Uma empresa bem gerenciada sempre consegue sobreviver a um ou dois investimentos ruins, e isso faz parte da relação risco e retorno, na busca para o crescimento. Contudo, muitas empresas passam, ser saber, por momentos de “all-in”, ou seja, colocam todas as fichas no meio da mesa apostando em novos investimentos sem entender que se o retorno dos mesmo for baixo, pode colocar em risco todos os negócios da empresa. Uma empresa, como no exemplo acima, que começa a antecipar recebíveis para cobrir as necessidades de caixa para abertura de novas lojas, está se alavancando além de uma margem razoável. E isso é mais comum do que parece. Muitas empresas investem até falir e não por projetos fantasiosos, como no caso do grupo EBX, do anteriormente bilionário Eike Batista, mas simplesmente por não criarem planos de investimento que levem em conta a taxa de crescimento sustentável, que é limitada pela geração de caixa dos projetos existentes e a rentabilidade projetada dos novos investimentos. Muitas empresas acabam falindo ou entrando em crise por um excesso de investimentos. E não somente por causa do efeito tesoura. No país mais fechado do mundo para o comércio, as médias empresas locais, que já tem escala, enfrentam relativamente menos concorrência e dificilmente apresentam dificuldades financeiras por causa de redução de vendas. É a superconfiança (hubris ou hybris) e falta de capacidade de gerenciar o crescimento que é a maior causa de “financial distress” em empresas de médio porte no Brasil, na minha experiência. Tenho vários relatos dos investimentos até a cova, empresas que desapareceram ou foram compradas por acabar arriscando demais sem mesmo conseguir entender a relação risco/retorno dos seus investimentos em projetos novos, que faziam muito sentido à primeira vista.
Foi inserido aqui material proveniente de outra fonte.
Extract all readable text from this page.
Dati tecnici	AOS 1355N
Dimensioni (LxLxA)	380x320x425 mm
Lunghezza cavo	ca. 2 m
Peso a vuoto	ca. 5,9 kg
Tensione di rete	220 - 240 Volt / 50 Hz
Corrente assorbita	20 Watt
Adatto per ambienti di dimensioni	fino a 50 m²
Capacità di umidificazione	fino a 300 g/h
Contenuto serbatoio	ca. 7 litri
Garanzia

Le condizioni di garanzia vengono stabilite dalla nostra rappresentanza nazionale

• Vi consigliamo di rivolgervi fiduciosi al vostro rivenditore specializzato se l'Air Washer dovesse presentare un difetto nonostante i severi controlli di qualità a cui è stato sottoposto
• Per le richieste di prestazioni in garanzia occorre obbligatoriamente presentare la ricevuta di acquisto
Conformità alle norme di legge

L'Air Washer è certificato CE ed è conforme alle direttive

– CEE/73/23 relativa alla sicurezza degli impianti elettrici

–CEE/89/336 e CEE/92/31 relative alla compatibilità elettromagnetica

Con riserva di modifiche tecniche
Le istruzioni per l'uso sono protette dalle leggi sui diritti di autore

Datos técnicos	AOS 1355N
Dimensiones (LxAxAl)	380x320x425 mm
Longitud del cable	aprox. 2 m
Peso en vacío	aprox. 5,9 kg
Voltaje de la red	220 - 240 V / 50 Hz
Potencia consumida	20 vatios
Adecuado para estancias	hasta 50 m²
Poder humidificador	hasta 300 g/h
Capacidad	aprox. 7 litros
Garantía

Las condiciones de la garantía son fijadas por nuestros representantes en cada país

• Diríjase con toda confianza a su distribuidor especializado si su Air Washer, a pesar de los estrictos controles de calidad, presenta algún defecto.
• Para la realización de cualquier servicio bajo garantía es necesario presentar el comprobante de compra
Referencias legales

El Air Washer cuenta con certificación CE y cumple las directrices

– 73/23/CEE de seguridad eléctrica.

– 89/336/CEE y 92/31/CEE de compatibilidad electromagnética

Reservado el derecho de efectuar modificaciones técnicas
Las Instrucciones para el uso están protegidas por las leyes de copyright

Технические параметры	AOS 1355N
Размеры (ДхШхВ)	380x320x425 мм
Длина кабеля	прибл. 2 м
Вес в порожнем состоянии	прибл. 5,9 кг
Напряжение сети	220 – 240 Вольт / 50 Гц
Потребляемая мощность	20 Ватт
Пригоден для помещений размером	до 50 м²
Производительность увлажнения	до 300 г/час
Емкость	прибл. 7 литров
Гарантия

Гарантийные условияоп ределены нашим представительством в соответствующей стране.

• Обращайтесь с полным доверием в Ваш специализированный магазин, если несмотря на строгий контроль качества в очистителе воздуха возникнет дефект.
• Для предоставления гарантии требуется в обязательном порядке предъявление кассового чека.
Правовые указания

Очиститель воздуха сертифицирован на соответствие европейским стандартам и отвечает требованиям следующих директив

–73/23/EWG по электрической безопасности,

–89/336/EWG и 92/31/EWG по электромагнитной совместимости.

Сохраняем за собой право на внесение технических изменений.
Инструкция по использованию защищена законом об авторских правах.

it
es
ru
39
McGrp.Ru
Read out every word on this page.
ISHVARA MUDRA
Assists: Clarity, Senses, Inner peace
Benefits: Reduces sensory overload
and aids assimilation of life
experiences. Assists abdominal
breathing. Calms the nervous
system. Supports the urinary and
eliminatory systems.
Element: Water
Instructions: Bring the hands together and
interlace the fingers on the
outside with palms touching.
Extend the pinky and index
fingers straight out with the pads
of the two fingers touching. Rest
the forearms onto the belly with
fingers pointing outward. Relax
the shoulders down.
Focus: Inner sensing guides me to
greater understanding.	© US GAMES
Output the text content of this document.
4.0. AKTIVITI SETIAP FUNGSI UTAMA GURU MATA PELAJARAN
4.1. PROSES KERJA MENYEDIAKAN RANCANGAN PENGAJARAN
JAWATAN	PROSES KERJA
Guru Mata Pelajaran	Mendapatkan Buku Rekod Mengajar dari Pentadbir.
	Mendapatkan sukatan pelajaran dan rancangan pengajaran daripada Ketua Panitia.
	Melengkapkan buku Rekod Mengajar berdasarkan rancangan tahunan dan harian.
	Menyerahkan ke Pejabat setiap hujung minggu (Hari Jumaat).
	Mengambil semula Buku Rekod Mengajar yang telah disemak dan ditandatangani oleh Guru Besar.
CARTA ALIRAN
Mais uma falha de gestão financeira que se contrapõe aos modelos racionais de gestão empresarial.
O espírito animal dos empresários de médias empresas no Brasil é bastante interessante. Em vez de buscar geração de valor, existe uma gana pelo crescimento de receitas que muitas vezes transcende a racionalidade dos modelos de gestão financeira. Por um lado, isso parece ótimo para o Brasil e teríamos empresas prontas para alavancar a retomada do crescimento da economia brasileira. Infelizmente, o paradoxo é que embora esse espírito animal não dependa estritamente da geração de caixa da empresa, ele é afetado pelos sentimentos em relação ao futuro do setor e do país. Muitos empresários enxergam que suas ideias são boas (muitas vezes não são), mas que o momento não é ideal. Isso contribui para a paralisia nos investimentos das médias empresas, mesmo que os empresários queiram deslanchar seus projetos. Também mostra como a elasticidade-oferta dos empréstimos do BNDES, por exemplo, se torna mais baixa do que seria esperado pela teoria econômica. Os empresários muitas vezes não usam o BNDES como alavanca de novos investimentos, mas sim como forma de diminuir a necessidade de recursos internos da empresa. Como a crise reduz esses recursos, muitas empresas estão adiando investimentos independente da existência ou não de empréstimos subsidiados. E não estou falando das empresas em dificuldades financeiras, mas sim daquelas que conseguem se manter rentáveis em cenários de crise. Mais do que nunca, expectativas importam. A saída da crise política aumentaria muito a probabilidade de que as empresas voltem a investir. Enquanto isso, lidamos com o pior cenário: uma recessão na qual o desemprego aumenta e os empresários represam investimentos, mesmo tendo mais ideias que recursos.